Новый Генеральный секретарь Черненко никаких новых указаний не дал — либо не захотел, либо не успел, поскольку очень быстро умер. С приходом же его преемника Михаила Горбачева, которого все с восторгом встретили в КГБ, поскольку было известно, что новый генсек играл второго центрового в андроповской команде, сразу начались какие-то заморочки.

Подполковник Волков был уволен в запас. Встал вопрос: кого назначать новым командиром группы. Никто как-то не проявил особого желания, чего раньше никогда не отмечалось. И командиром группы был назначен Куманин, хотя его кандидатура как бы не рассматривалась вследствие недостатка опыта и низкого воинского звания.

«Опыт — дело наживное, — решило начальство, — а звание — поправимое». И Куманин стал майором.

После этого он начал лично присутствовать на инструктажах, которые проводил с командирами подразделений куратор от ЦК КПСС. Куратор разъяснил, что на данном этапе следует прекратить аресты монархистов, воздержаться от проведения обысков (по крайне мере, официальных), открытые уголовные дела закрыть, и впредь до особого распоряжения ограничиться профилактическими мероприятиями.

Профилактические беседы для настоящего чекиста — пустое времяпрепровождение.

— Вы будете отрицать, — спросил Куманина один из профилактируемых граждан, — что Петр Александрович Столыпин был величайшим русским государственным деятелем?

— Он был прежде всего не Александровичем, а Аркадьевичем, — поправил Куманин.

Это явилось для профилактируемого таким откровением, что беседу пришлось закончить.

Какое-то время группа Куманина просто ничего не делала, приводила в порядок накопившиеся документы, актируя конфискат. Куманин решил заодно актировать (т.е. списать в кочегарку) и книги, которыми были забиты уже два несгораемых шкафа. «Процессы прекратились, и на кой ляд все эти книги занимают место?» Он написал соответствующее представление, приложил акт, где, как положено, перечислил все единицы хранения, и пошел визировать эти документы у заместителя начальника отдела «А» полковника Кудрявцева.

— Да ты что, Сережа? Сдурел? — поинтересовался полковник, просмотрев «единицы хранения». — Ни в коем случае. Это тебе не Солженицын с Авторхановым. Это же уникальные вещи. Мы их вскоре в «ленинку» передадим с оркестром и телевидением. Документы он вернул, но один экземпляр акта все же оставил у себя.

Как-то к Куманину в внеурочное время пожаловал инструктор идеологического отдела ЦК. Сергей Степанович, сидя у себя в кабинете, пытался, отчаянно мучаясь, составить очередной ежемесячный отчет о проделанной его подразделением «работе». Приходилось попотеть, придумывая всяческие «подвиги» группы, фактически же все они только фиксировали деятельность различных монархических, промонархических и псевдомонархических неформальных организаций, которые в последнее время плодились, как кролики.

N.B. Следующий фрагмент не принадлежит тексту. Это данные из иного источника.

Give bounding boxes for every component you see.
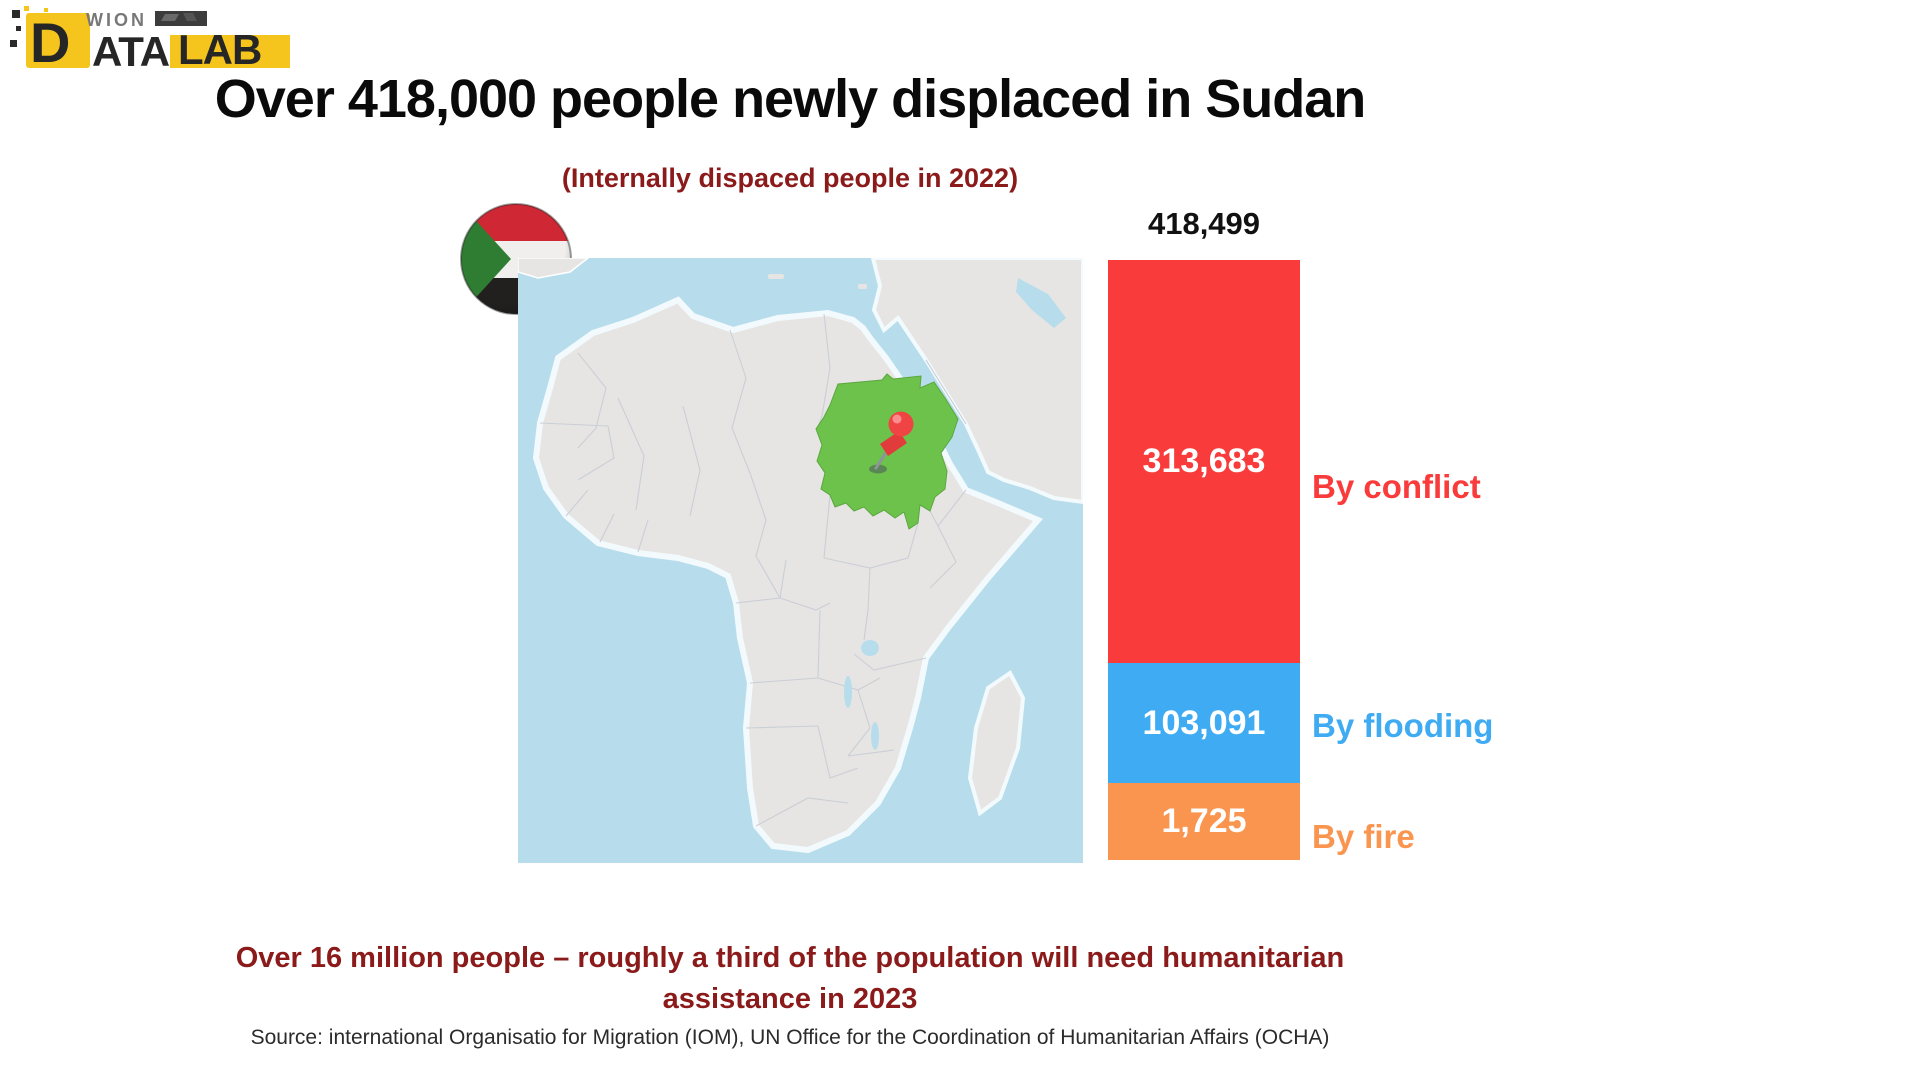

Инструктор ЦК, худощавый, светловолосый, с большими залысинами, мужчина лет пятидесяти, был серьезно сосредоточен.

— Товарищ Куманин, — начал он, — на данном этапе центр борьбы за социализм перемещается.

В разговорах с кураторами и инструкторами ЦК КПСС главное было — не задавать никаких вопросов, а только слушать, всем своим видом демонстрируя и полное одобрение, и полное понимание. Поэтому Куманин не стал выяснять, куда именно переместился «центр борьбы за социализм» а продолжал внимательно слушать. Оказалось, что с началом декларированной Горбачевым эпохи гласности партия стала подвергаться нападкам как слева, так и справа, и обвиняться во всех смертных грехах.